Gender and race have now surpassed geographic balance when it comes to building a ticket for the White House.
By selecting Ms. Harris, a Californian who represents a state that Democrats have captured in every presidential election since 1992, Mr. Biden embraced the modern imperatives of Democratic coalition building that have made the days of choosing running mates because they could deliver their home states a relic.
Ms. Harris, who is half Black and half Indian-American, is not expected to scramble the electoral map, nor was the Biden campaign looking to do so. The former vice president leads in polls of most of the crucial battlegrounds.
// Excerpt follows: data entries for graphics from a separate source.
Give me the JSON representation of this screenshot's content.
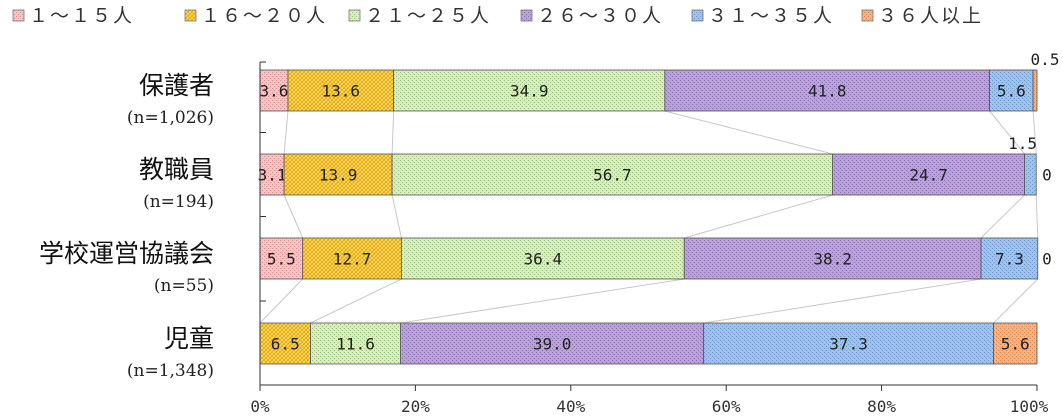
{
  "chart_data": {
    "type": "bar",
    "orientation": "horizontal",
    "stacked": "percent",
    "title": "",
    "xlabel": "",
    "ylabel": "",
    "xlim": [
      0,
      100
    ],
    "x_ticks": [
      "0%",
      "20%",
      "40%",
      "60%",
      "80%",
      "100%"
    ],
    "legend_position": "top",
    "grid": false,
    "categories": [
      {
        "name": "保護者",
        "n": "(n=1,026)"
      },
      {
        "name": "教職員",
        "n": "(n=194)"
      },
      {
        "name": "学校運営協議会",
        "n": "(n=55)"
      },
      {
        "name": "児童",
        "n": "(n=1,348)"
      }
    ],
    "series": [
      {
        "name": "１～１５人",
        "color": "#f2c4c4",
        "values": [
          3.6,
          3.1,
          5.5,
          0.0
        ],
        "labels": [
          "3.6",
          "3.1",
          "5.5",
          ""
        ]
      },
      {
        "name": "１６～２０人",
        "color": "#ffd966",
        "values": [
          13.6,
          13.9,
          12.7,
          6.5
        ],
        "labels": [
          "13.6",
          "13.9",
          "12.7",
          "6.5"
        ]
      },
      {
        "name": "２１～２５人",
        "color": "#d9ebc4",
        "values": [
          34.9,
          56.7,
          36.4,
          11.6
        ],
        "labels": [
          "34.9",
          "56.7",
          "36.4",
          "11.6"
        ]
      },
      {
        "name": "２６～３０人",
        "color": "#b9a3d4",
        "values": [
          41.8,
          24.7,
          38.2,
          39.0
        ],
        "labels": [
          "41.8",
          "24.7",
          "38.2",
          "39.0"
        ]
      },
      {
        "name": "３１～３５人",
        "color": "#9fc2e8",
        "values": [
          5.6,
          1.5,
          7.3,
          37.3
        ],
        "labels": [
          "5.6",
          "1.5",
          "7.3",
          "37.3"
        ]
      },
      {
        "name": "３６人以上",
        "color": "#f4b183",
        "values": [
          0.5,
          0.0,
          0.0,
          5.6
        ],
        "labels": [
          "0.5",
          "0",
          "0",
          "5.6"
        ]
      }
    ]
  }
}
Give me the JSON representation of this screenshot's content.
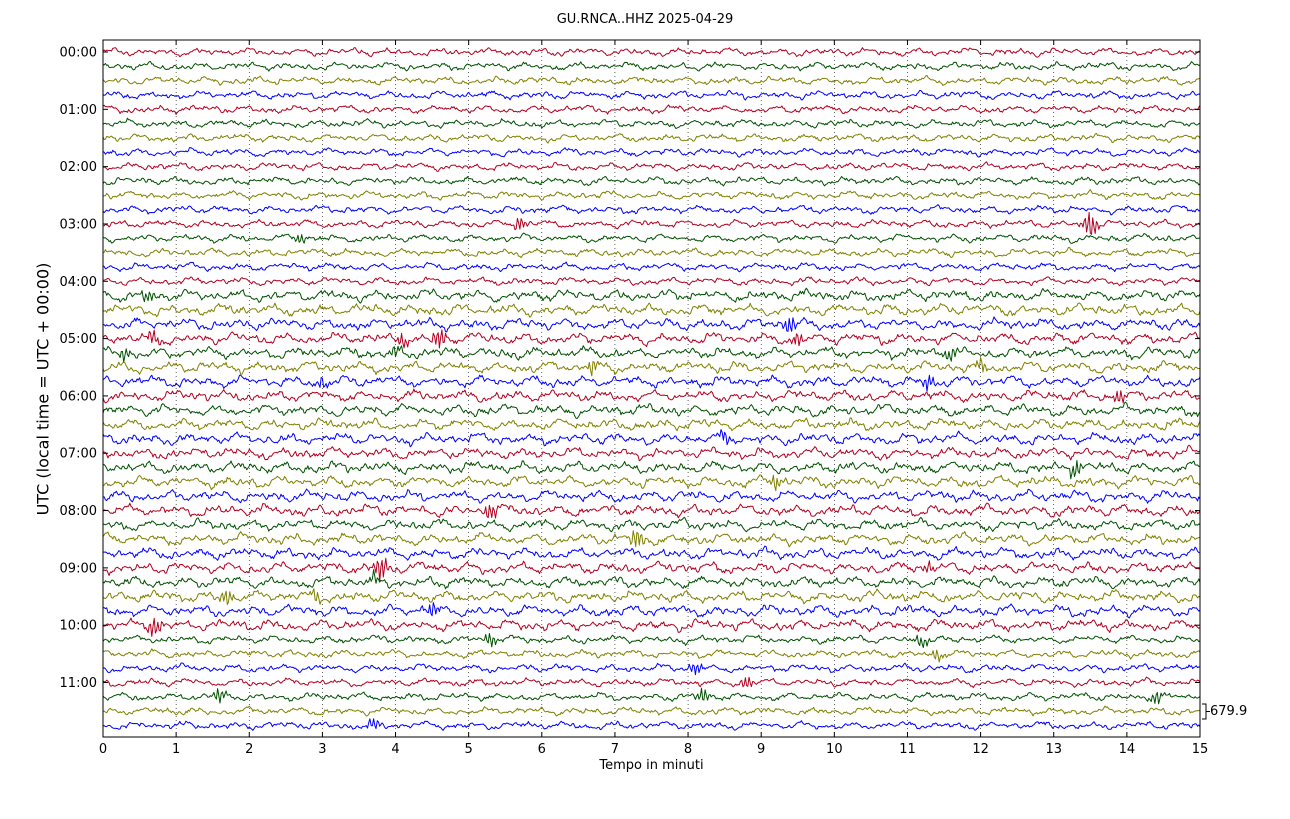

Instead, ever since Black voters resurrected his primary candidacy in South Carolina, Mr. Biden and his campaign team have made the pursuit of Black voters in November a centerpiece of his bid for the White House. And he had said from the start of the process that he would chose a woman as his running mate.
“She is going to be a great motivator for this ticket,” declared Representative James Clyburn of South Carolina, a key Biden endorser.
If Ms. Harris does not put any particular new state into play, Democratic strategists and Biden allies were hoping her spot on the ticket could increase turnout and Mr. Biden’s margins across the map and strengthen his position in states that Hillary Clinton lost in 2016, in no small part because of a drop in voting by African-Americans.